La collaboration interne pourrait aplanir les barrières au sein de votre organisation, a précisé M. Del Guidice. Il ajoute : « Elle pourrait rendre le processus de conception des services de TI plus souple si vous pouviez entendre simultanément les besoins de tous les utilisateurs dès le départ. Plus important encore, cela pourrait obliger chaque personne impliquée à examiner la façon dont toutes les composantes de l’entreprise pourraient être transformées sur le plan numérique.
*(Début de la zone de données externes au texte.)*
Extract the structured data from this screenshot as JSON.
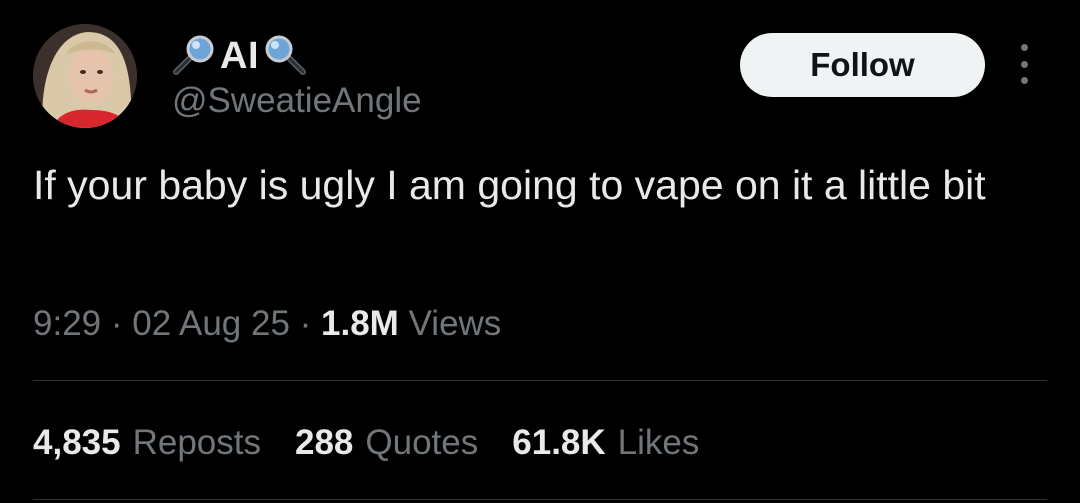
{
  "user": {
    "display_name": "AI",
    "handle": "@SweatieAngle",
    "name_icons": [
      "magnifying-glass-left",
      "magnifying-glass-right"
    ]
  },
  "actions": {
    "follow_label": "Follow",
    "more_icon": "vertical-ellipsis"
  },
  "tweet": {
    "text": "If your baby is ugly I am going to vape on it a little bit",
    "time": "9:29",
    "date": "02 Aug 25",
    "views_count": "1.8M",
    "views_label": "Views",
    "separator": "·"
  },
  "stats": {
    "reposts_count": "4,835",
    "reposts_label": "Reposts",
    "quotes_count": "288",
    "quotes_label": "Quotes",
    "likes_count": "61.8K",
    "likes_label": "Likes"
  },
  "colors": {
    "background": "#000000",
    "text_primary": "#e7e9ea",
    "text_secondary": "#71767b",
    "button_bg": "#eff3f4",
    "button_text": "#0f1419",
    "divider": "#2f3336"
  }
}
Des propos approuvés par M. Belarbi qui a expliqué qu’il essayait de bâtir d’étroites relations avec tous les membres de la haute direction et les directeurs du marketing de l’ensemble des unités d’affaires chez L’Oréal Canada. En adoptant une approche plus axée sur la collaboration, les chefs des services informatiques « sont considérés comme des catalyseurs plutôt que comme de simples responsables », a souligné M. Belarbi.

Quant à lui, M. Del Giudice a rappelé qu’il y a quelques années tout le monde se posait cette question : « Que vont devenir les chefs des services informatiques? ». De plus en plus, une nouvelle question se substitue à celle-là : « Quels sont nos objectifs d’un point de vue numérique? ».

Plutôt que de réfléchir à cette question dans leur coin, les chefs des services informatiques devraient la poser aux directeurs de l’ensemble de l’entreprise, a fait remarquer M. Del Giudice.

« Apprenez à quoi ressemble une transformation d’entreprise réussie et vous deviendrez l’instigateur de ce changement du point de vue des TI », a-t-il déclaré. Il a, par exemple, recommandé aux participants de rattacher leur stratégie de mise en œuvre mobile à d’autres secteurs de l’entreprise, où elle permettrait de générer des revenus ou de réduire les coûts de façon considérable.

Cela semble refléter les résultats du Recensement 2015 de CanadianCIO réalisé en septembre auprès de 147 chefs des services informatiques et principaux dirigeants des services de TI. Les directeurs des services de TI qui participent toujours aux réunions de la direction ont vu leur budget de TI augmenter de 6,2 pour cent, soit près du double de la hausse de 3,2 pour cent accordée à ceux qui sautent parfois ces rencontres. Par ailleurs, 75 pour cent des participants ont affirmé qu’ils étaient « tout à fait d’accord » avec l’énoncé selon lequel les dirigeants des différents secteurs d’activité étaient plus aptes (qu’eux) à vendre des produits technologiques aux dirigeants de l’entreprise.

Vous vous rappelez que vous vous demandiez quand les chefs des services informatiques auraient un siège à la table des négociations? On dirait bien qu’ils l’ont obtenu. Cela dit, siéger à cette table ne suffit peut-être pas. Pour bâtir une véritable analyse de rentabilisation à l’appui de leur vision des services de TI, ils pourraient devoir tendre la main à ceux qui siègent à l’autre bout de la table afin d’établir des rapports plus étroits avec ces personnes-là.